Collected at: https://scitechdaily.com/deep-uv-laser-breakthrough-is-transforming-the-future-of-diamond-tech/

Researchers have built a deep-ultraviolet microscope to study hard-to-analyze materials like diamond, offering a new way to probe their electronic and thermal properties at the nanoscale.

This innovation, sparked by an industry challenge, creates nanoscale heat patterns using high-energy laser light, revealing transport behaviors critical for advanced electronics.

Ultrawide-Bandgap Semiconductors and Their Potential

Ultrawide-bandgap semiconductors like diamond are paving the way for the next generation of electronics. Their wider energy gap between the valence and conduction bands allows them to handle higher voltages, operate at faster speeds, and achieve greater efficiency compared to traditional materials such as silicon. However, studying how charge and heat move through these materials at very small scales—ranging from nanometers to microns—has been challenging. Visible light, commonly used in material studies, falls short in this case because it cannot probe nanoscale properties effectively. Additionally, since diamond does not absorb visible light, it cannot be used to generate electrical currents or rapid heating.

To overcome these challenges, a team of researchers at JILA, led by University of Colorado physics professors Margaret Murnane and Henry Kapteyn, has developed a groundbreaking microscope that enables the study of ultrawide-bandgap materials at an unprecedented scale. The team, which includes graduate students Emma Nelson, Theodore Culman, Brendan McBennett, and former postdoctoral researchers Albert Beardo and Joshua Knobloch, recently published their findings in Physical Review Applied. Their innovative tabletop deep-ultraviolet (DUV) laser microscope can excite and analyze nanoscale transport processes in materials like diamond.

This microscope works by using high-energy DUV laser light to create a nanoscale interference pattern on the surface of the material. The pattern heats the material in a controlled, periodic way, allowing researchers to monitor how the heat dissipates over time. These observations provide crucial insights into the material’s electronic, thermal, and mechanical properties with spatial resolutions as fine as 287 nanometers—far beyond what is possible with visible light.

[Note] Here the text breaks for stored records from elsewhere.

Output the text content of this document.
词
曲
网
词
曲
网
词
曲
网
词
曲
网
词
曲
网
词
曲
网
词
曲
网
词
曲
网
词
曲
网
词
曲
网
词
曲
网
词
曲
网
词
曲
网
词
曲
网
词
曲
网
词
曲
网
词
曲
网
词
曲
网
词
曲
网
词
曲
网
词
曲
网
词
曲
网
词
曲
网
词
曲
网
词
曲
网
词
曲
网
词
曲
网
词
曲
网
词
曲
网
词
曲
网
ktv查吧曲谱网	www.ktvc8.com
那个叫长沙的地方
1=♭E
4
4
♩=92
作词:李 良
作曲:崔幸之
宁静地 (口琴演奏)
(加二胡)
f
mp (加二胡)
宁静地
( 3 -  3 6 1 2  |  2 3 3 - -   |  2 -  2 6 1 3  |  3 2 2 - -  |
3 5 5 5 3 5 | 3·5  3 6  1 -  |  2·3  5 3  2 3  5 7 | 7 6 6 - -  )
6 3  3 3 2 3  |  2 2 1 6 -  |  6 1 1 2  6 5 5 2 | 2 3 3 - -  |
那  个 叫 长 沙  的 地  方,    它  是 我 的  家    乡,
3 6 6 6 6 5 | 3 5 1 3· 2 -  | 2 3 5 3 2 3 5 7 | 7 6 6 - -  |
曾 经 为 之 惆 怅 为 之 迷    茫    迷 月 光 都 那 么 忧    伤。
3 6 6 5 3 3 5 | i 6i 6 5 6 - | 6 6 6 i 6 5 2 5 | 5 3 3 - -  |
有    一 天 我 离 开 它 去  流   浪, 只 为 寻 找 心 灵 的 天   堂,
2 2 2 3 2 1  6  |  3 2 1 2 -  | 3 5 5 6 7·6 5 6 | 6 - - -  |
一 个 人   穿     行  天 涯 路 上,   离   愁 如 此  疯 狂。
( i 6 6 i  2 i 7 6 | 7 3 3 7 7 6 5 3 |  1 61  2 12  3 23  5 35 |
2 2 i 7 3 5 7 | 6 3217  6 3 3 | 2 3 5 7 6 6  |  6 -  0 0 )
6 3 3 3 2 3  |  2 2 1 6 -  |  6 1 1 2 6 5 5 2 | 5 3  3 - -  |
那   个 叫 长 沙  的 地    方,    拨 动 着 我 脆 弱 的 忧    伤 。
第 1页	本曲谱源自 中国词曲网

Murnane states that this new probe capability is important for future power electronics, high-frequency communication, and computational devices based on diamond or nitrides rather than silicon. Only by understanding a material’s behavior can scientists address the challenge of short lifetimes observed in many nanodevices incorporating ultrawide-bandgap materials.

A Challenge From an Industry Partner

For Nelson and the other JILA researchers, this project began with an unexpected challenge from materials scientists from one of their industry collaborators: 3M.

“3M approached us to study an ultrawide material sample that wasn’t compatible with our existing microscopes,” Nelson says. The team then collaborated with 3M scientists Matthew Frey and Matthew Atkinson to build a microscope that could image transport in this material.

Traditional imaging methods rely on visible light to see the microscopic composition and transport behaviors in semiconductors and other materials, which is effective for studying materials with smaller bandgaps.

However, materials like diamond, often used in electronic components, have a much larger energy gap between their valence and conduction bands—typically exceeding 4 electron volts (eV)—making them transparent to lower-energy visible and infrared light. Higher-energy photons in the ultraviolet (UV) range or beyond are required to interact with and excite electrons in these materials.

Visible-light setups also struggle with spatial resolution, as their longer wavelengths limit theability to probe the nanoscale dimensions relevant to modern devices.

These limitations inspired the team to think outside the box for their imaging setup.

“We brainstormed a new experiment to expand what our lab could study,” says Nelson.

The result was a multi-year effort to develop a compact microscope that uses DUV light to generate nanoscale heat patterns on a material’s surface without altering the material itself.

Diving Into the Deep Ultraviolet Regime

To generate the DUV light, the team first started with a laser emitting pulses at an 800-nanometer wavelength. Then, by passing laser light through nonlinear crystals and manipulating its energy, the team converted it step-by-step into shorter and shorter wavelengths, ultimately producing a powerful deep-ultraviolet light source at around 200 nanometers wavelength.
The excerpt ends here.